Ce que Wolfe a fait, m'a-t-il dit, c'est parcourir le scénario. Il a analysé chaque ligne, chaque discours, chaque parole. Il s'est saturé de dépression, ce qui, selon lui, pourrait avoir davantage à voir avecgitanque d'autres avaient travaillé et eu de longues conversations avec McDonald. «Je vais creuser», dit-il. « J’apprends la période. Je cherche des images, et tout ouvre des choses dans mon cerveau. Wolfe a commencé à isoler des moments du livre et à les marquer comme indices. « Parfois, un simple mot suffit à ouvrir une porte », dit-il. Dans la scène dont j'avais été témoin lors de la répétition, Rose mange de la nourriture pour chien, ce qui est souvent joué comme une blague. C'était drôle ici aussi, mais Wolfe prenait cela aussi plus au sérieux. « C'est une blague, mais c'est de la nourriture pour chiens. Elle a faim », a-t-il expliqué. « Que faut-il dire de plus ? Il ressemblait plus à uncritique littéraireque ce que j'imaginais être un réalisateur.

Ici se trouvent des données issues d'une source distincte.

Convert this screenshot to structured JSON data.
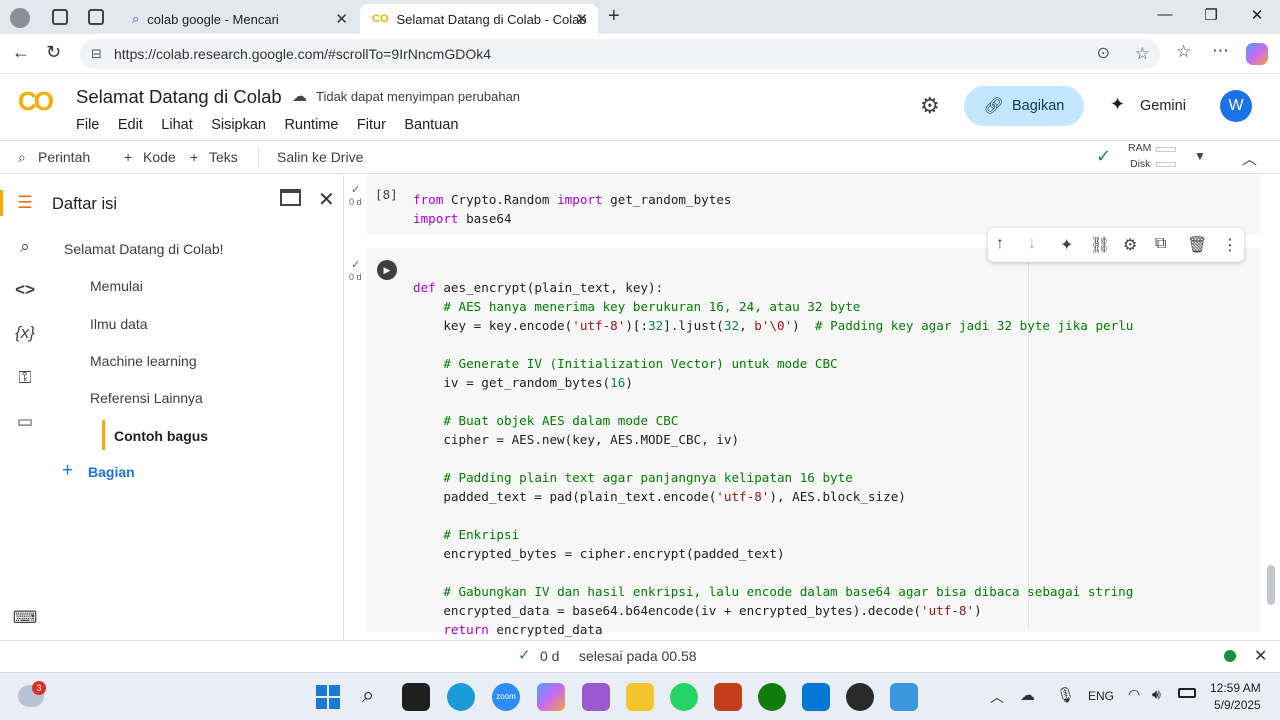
{
  "browser": {
    "tabs": [
      {
        "label": "colab google - Mencari",
        "active": false
      },
      {
        "label": "Selamat Datang di Colab - Colab",
        "active": true
      }
    ],
    "new_tab": "+",
    "url": "https://colab.research.google.com/#scrollTo=9IrNncmGDOk4"
  },
  "colab": {
    "logo": "CO",
    "title": "Selamat Datang di Colab",
    "save_status": "Tidak dapat menyimpan perubahan",
    "menu": [
      "File",
      "Edit",
      "Lihat",
      "Sisipkan",
      "Runtime",
      "Fitur",
      "Bantuan"
    ],
    "share_label": "Bagikan",
    "gemini_label": "Gemini",
    "avatar_letter": "W"
  },
  "toolbar": {
    "command": "Perintah",
    "add_code": "Kode",
    "add_text": "Teks",
    "copy_drive": "Salin ke Drive",
    "ram_label": "RAM",
    "disk_label": "Disk"
  },
  "toc": {
    "title": "Daftar isi",
    "items": [
      {
        "label": "Selamat Datang di Colab!",
        "level": 1
      },
      {
        "label": "Memulai",
        "level": 2
      },
      {
        "label": "Ilmu data",
        "level": 2
      },
      {
        "label": "Machine learning",
        "level": 2
      },
      {
        "label": "Referensi Lainnya",
        "level": 2
      },
      {
        "label": "Contoh bagus",
        "level": 3,
        "active": true
      }
    ],
    "add_section": "Bagian"
  },
  "cells": {
    "cell1": {
      "exec_count": "[8]",
      "time": "0 d",
      "lines": [
        "from Crypto.Random import get_random_bytes",
        "import base64"
      ]
    },
    "cell2": {
      "time": "0 d",
      "lines": [
        "def aes_encrypt(plain_text, key):",
        "    # AES hanya menerima key berukuran 16, 24, atau 32 byte",
        "    key = key.encode('utf-8')[:32].ljust(32, b'\\0')  # Padding key agar jadi 32 byte jika perlu",
        "",
        "    # Generate IV (Initialization Vector) untuk mode CBC",
        "    iv = get_random_bytes(16)",
        "",
        "    # Buat objek AES dalam mode CBC",
        "    cipher = AES.new(key, AES.MODE_CBC, iv)",
        "",
        "    # Padding plain text agar panjangnya kelipatan 16 byte",
        "    padded_text = pad(plain_text.encode('utf-8'), AES.block_size)",
        "",
        "    # Enkripsi",
        "    encrypted_bytes = cipher.encrypt(padded_text)",
        "",
        "    # Gabungkan IV dan hasil enkripsi, lalu encode dalam base64 agar bisa dibaca sebagai string",
        "    encrypted_data = base64.b64encode(iv + encrypted_bytes).decode('utf-8')",
        "    return encrypted_data"
      ]
    }
  },
  "statusbar": {
    "check": "✓",
    "elapsed": "0 d",
    "finished": "selesai pada 00.58"
  },
  "taskbar": {
    "notification_badge": "3",
    "language": "ENG",
    "time": "12:59 AM",
    "date": "5/9/2025",
    "zoom_label": "zoom"
  },
  "colors": {
    "accent_share": "#c2e7ff",
    "avatar": "#1a73e8",
    "keyword": "#af00db",
    "comment": "#008000",
    "string": "#a31515",
    "toc_active_bar": "#f9ab00",
    "status_dot": "#1e8e3e"
  }
}
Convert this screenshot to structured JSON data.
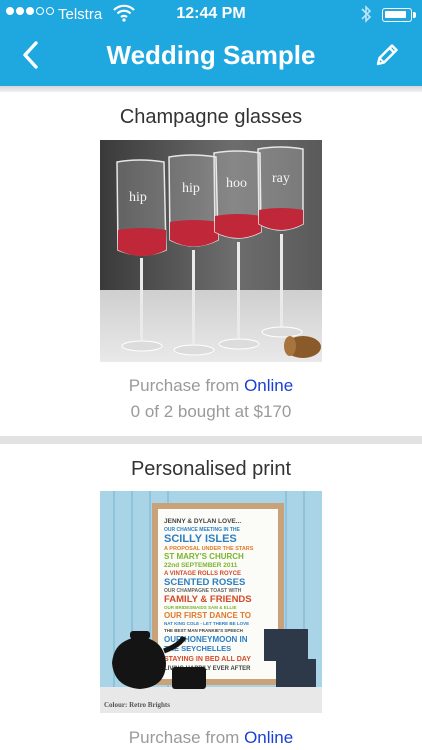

Nous avons parlé de la scène que j'avais vue quelques semaines auparavant et de la chanson "Some People" de McDonald's. Généralement, cela est joué comme la chanson de la grande star qui explique sa détermination impitoyable et lance l'action, mais il était particulièrement obsédé par les multiples significations du mot.rêve."Rose chante 'C'est un rêve merveilleux, Papa'", a déclaré Wolfe. « Elle est obsédée par ce rêve et elle essaie de convaincre un homme qui ne croit pas en elle d'une possibilité qu'elle voit. Cela fait partie de l'agitation. Mais elle partage aussi quelque chose, et quand il marche dessus, elle lui dit "Va te faire foutre".

"Je suis devenu fasciné par cette femme", a-t-il poursuivi. « « Que quelqu'un me dise », chante-t-elle, « quand est-ce mon tour ? » Je suis devenu obsédé par cette ligne. Alors elle est partie, et il n’y avait ni plan, ni feuille de route. Pas assez. Le chemin qui lui était destiné ne l’intéressait pas. Je l'ai compris très personnellement. J'avais une grand-mère qui était ma protectrice et qui était aussi très féroce. J'ai vu ma mère cesser d'être mère pour pouvoir retourner dans la cinquantaine pour obtenir un doctorat. J'ai grandi avec ces femmes qui disaient simplement « non ». »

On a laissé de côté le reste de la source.